This post walks through a tiny, practical example that uses LangChain
primitives and a local Ollama
server to run a prompt-based summarization. The project is intentionally small so you can learn the core ideas quickly: extracting prompts, initializing an LLM client, composing a chain, and running it locally.
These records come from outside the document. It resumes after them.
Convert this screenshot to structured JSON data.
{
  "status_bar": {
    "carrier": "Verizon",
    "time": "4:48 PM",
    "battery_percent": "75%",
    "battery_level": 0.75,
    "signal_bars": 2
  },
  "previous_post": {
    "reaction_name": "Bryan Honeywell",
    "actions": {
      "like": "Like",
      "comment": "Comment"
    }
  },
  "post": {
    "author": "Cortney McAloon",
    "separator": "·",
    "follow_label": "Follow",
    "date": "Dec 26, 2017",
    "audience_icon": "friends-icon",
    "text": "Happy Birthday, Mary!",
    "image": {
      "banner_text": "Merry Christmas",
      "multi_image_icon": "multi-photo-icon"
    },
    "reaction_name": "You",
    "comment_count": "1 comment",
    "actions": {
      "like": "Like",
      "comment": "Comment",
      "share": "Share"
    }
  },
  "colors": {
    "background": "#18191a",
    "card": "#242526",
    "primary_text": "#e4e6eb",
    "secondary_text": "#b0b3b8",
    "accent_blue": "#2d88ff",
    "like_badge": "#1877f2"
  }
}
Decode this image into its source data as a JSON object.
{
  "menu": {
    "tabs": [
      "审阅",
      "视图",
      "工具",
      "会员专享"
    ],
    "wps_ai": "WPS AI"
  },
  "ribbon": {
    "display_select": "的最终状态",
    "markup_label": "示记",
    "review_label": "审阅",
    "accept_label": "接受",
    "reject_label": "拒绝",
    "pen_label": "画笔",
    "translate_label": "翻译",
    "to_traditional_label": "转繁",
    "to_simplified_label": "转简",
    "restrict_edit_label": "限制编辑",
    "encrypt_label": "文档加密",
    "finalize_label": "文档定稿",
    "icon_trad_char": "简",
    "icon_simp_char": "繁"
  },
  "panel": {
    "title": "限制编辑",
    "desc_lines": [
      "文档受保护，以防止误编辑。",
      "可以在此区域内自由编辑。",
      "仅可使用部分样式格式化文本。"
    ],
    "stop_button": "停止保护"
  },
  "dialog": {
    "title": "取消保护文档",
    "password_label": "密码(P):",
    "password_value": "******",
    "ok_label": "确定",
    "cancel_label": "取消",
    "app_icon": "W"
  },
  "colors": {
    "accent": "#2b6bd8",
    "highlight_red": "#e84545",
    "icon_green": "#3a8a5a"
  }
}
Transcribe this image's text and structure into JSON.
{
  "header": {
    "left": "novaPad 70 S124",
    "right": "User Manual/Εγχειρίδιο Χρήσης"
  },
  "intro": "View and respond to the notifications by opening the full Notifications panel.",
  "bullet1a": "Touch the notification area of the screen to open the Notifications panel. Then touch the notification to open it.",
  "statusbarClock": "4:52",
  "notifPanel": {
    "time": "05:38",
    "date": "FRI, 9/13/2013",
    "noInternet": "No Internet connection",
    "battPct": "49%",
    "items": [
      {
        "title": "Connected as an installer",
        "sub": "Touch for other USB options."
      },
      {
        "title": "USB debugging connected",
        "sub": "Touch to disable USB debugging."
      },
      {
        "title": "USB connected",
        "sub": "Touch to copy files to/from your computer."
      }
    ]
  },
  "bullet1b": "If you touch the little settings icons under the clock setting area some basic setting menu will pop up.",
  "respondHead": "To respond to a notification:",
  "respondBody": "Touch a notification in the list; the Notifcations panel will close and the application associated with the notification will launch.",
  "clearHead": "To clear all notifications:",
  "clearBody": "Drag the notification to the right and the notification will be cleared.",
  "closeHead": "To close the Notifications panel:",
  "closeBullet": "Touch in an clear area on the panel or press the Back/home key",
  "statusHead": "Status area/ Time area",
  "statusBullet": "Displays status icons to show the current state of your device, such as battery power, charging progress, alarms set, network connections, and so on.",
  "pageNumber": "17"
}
Repository used in this post: llangchain-tutorial
What you’ll learn
- How to separate prompts from code for rapid iteration.
- How to initialize and call a local
Ollama
server from Python usingChatOllama
. - The basics of composing a LangChain chain: PromptTemplate | LLM.
- How to structure code for clarity and reusability.
Why use a local runtime (Ollama)?
Local runtimes like Ollama let you iterate quickly without network latency and without sending data to a cloud provider — useful for testing, privacy, and cost control. In this demo we use Ollama as the model host and ChatOllama
from the langchain_ollama
integration to talk to it.
Project walkthrough
Files we care about:
main.py
— entrypoint and orchestratorprompts/summary_template.txt
— extracted prompt templateREADME.md
— run instructions and a Mermaid flowchart
Core idea
main.py
follows a simple pattern:
- Load environment variables (
OLLAMA_HOST
,OLLAMA_PORT
). - Load a prompt template from
prompts/summary_template.txt
. - Initialize a
ChatOllama
client using the host and port. - Build a chain by composing a PromptTemplate with the LLM (
PromptTemplate(...) | llm
). - Invoke the chain with
chain.invoke(input={"information": information})
and print the response.
Keeping the prompt in a file makes it easy for non-developers to tweak the prompt text without touching code. The helper functions in main.py
(load_prompt
, init_ollama_llm
, build_chain
) make each step testable and reusable.
Prompt template
The prompt is intentionally simple and lives in prompts/summary_template.txt
:
Given the information {information}, about the person I want you to create:
1. A short summary
2. Two interesting facts about them.
Key snippet: building and invoking the chain
# load prompt
prompt_text = load_prompt("prompts/summary_template.txt")
# init llm
llm = init_ollama_llm()
# compose chain
chain = build_chain(prompt_text, ["information"], llm)
# invoke
response = chain.invoke(input={"information": information})
print(response.content)
Note: The keys in the input
dict must match the input_variables
declared when creating the PromptTemplate. Passing a different key (e.g., "info"
) without updating the template will raise a missing-variable error.
How to run the demo
- Copy the env example and edit if necessary:
cp .env.example .env
- Create a virtual environment and install dependencies:
python -m venv .venv
source .venv/bin/activate
pip install -r requirements.txt
- Ensure Ollama is running and reachable (default:
localhost:11434
). You can check:
curl http://localhost:11434/api/models
curl http://localhost:11434/api/tags
- Run the example:
python main.py
You should see a short printed summary and two facts derived from the information
sample in the repo.
Common pitfalls and debugging
- Prompt variable mismatch: ensure the dict keys you pass to
chain.invoke
match the PromptTemplate’sinput_variables
. - Ollama connectivity: if the server isn’t running,
curl
the endpoints above and verify the host/port.
Next steps and experiments
- Add memory to the chain to keep conversation context across invocations.
- Swap
ChatOllama
for another provider (OpenAI, Anthropic) to compare behavior. - Add unit tests: validate
load_prompt
and use a mocked LLM to ensure the prompt is formatted correctly. - Create a small web UI to let users paste text and see summarization results.
Conclusion
This project shows how to structure a small LangChain-based demo that talks to a local LLM runtime. The key takeaways are: keep prompts separate, build small reusable helpers, and use local runtimes for fast iteration.